With regards to tourist sites, first anything always amazes me, especially if it’s something massive and intricate. They didn’t have the machinery and technology back then, yet, we are able to visit all these century-old churches and towns with impressive architecture and design.
The Ironbridge view from the toll house.
In 1777, the world’s first cast-iron bridge was built in Shropshire, England led by Abraham Darby I, who first developed the technique of smelting iron ore with coke (fuel) instead of using expensive charcoal. Because of the use of a new material, it was greatly celebrated and the Ironbridge Gorge is known as the birthplace of industrial revolution. Today, it is now a UNESCO World Heritage Site.

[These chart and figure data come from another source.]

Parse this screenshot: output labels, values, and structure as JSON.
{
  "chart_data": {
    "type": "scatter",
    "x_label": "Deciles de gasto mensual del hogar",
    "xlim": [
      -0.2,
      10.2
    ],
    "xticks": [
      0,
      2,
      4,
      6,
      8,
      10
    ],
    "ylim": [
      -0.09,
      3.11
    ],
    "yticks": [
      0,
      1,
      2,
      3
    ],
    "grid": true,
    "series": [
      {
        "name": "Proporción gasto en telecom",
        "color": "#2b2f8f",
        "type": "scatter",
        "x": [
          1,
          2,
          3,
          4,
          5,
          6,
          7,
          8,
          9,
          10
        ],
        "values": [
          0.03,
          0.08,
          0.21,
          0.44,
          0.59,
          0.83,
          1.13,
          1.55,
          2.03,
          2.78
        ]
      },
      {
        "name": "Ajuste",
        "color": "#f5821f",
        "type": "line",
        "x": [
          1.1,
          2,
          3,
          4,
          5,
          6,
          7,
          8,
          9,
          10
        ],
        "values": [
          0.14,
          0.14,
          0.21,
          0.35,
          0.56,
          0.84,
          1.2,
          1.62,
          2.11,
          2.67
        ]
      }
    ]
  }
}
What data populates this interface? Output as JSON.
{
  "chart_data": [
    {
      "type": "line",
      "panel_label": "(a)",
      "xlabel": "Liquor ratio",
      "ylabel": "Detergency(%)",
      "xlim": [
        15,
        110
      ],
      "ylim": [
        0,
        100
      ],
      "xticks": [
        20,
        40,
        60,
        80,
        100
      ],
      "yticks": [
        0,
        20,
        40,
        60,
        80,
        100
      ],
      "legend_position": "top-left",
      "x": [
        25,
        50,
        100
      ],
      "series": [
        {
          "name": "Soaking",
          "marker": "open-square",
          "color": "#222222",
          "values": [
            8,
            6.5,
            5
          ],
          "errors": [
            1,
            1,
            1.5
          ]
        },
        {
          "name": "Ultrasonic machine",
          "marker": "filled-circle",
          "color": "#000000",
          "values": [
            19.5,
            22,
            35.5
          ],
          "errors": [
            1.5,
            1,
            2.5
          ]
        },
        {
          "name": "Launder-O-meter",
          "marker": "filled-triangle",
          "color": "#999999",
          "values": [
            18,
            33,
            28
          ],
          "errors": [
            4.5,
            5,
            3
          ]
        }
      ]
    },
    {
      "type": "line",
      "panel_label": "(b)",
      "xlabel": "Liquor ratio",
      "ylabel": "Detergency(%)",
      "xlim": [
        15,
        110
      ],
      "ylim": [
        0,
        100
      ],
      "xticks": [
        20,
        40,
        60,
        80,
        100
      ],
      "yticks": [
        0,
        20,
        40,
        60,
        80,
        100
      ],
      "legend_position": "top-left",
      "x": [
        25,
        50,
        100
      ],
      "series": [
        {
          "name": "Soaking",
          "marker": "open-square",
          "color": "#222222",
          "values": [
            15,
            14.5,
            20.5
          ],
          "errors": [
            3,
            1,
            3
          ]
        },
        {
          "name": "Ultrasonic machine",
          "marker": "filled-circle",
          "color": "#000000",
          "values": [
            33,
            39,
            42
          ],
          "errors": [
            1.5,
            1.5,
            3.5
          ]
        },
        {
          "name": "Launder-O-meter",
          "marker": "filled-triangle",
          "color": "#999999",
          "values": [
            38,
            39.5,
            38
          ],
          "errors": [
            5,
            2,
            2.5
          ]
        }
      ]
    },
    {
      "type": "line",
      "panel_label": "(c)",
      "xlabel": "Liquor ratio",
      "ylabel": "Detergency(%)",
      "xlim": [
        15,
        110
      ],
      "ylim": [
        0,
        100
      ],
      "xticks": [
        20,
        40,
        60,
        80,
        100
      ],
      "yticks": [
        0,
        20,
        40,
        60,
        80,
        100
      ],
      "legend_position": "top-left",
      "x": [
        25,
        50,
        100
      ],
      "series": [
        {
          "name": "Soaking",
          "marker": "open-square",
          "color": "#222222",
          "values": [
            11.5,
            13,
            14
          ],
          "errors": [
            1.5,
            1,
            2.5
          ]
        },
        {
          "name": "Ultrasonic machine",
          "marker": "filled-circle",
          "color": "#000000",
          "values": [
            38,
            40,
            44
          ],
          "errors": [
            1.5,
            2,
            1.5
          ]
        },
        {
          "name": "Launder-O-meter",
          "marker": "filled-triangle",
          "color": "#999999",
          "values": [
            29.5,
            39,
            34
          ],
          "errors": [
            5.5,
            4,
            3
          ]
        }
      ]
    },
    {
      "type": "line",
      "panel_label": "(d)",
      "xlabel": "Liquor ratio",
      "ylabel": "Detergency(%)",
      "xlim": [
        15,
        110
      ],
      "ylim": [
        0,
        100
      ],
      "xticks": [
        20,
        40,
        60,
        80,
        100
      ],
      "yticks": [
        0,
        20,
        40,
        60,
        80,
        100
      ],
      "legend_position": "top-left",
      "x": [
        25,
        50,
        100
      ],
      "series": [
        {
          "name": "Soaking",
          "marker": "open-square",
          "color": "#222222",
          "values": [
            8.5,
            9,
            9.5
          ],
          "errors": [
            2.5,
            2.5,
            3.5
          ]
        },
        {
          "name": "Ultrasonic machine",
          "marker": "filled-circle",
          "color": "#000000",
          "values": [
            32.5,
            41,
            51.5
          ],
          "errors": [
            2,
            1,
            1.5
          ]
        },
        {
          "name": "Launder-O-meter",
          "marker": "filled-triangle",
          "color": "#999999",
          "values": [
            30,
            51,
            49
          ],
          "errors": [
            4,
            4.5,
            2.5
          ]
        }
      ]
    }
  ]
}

I first thought it would just be a footbridge but when we arrive at the area, it could very well be a two-lane road. In fact, at the other side of the bridge is a toll house with prices for each passing vehicle and individual. Even the Royal Family is required to pay the toll! Such an interesting piece of history, innit?
The Iron Bridge Tollhouse
According to this site, s is 1 shilling and d is 1 penny. So every foot passenger is worth a halfpenny, a carriage drawn by six horses is 2 shillings! I tried to research how much that would be in today’s currency, but can’t seem to find one. Do tell me if you find any! I’m quite interested how much that is in the modern world.
Across the street is an array of quaint houses, cafes and hotels. Not uncommon in United Kingdom, actually, which always makes me giddy! It’s always nice to be surrounded with English architectural style.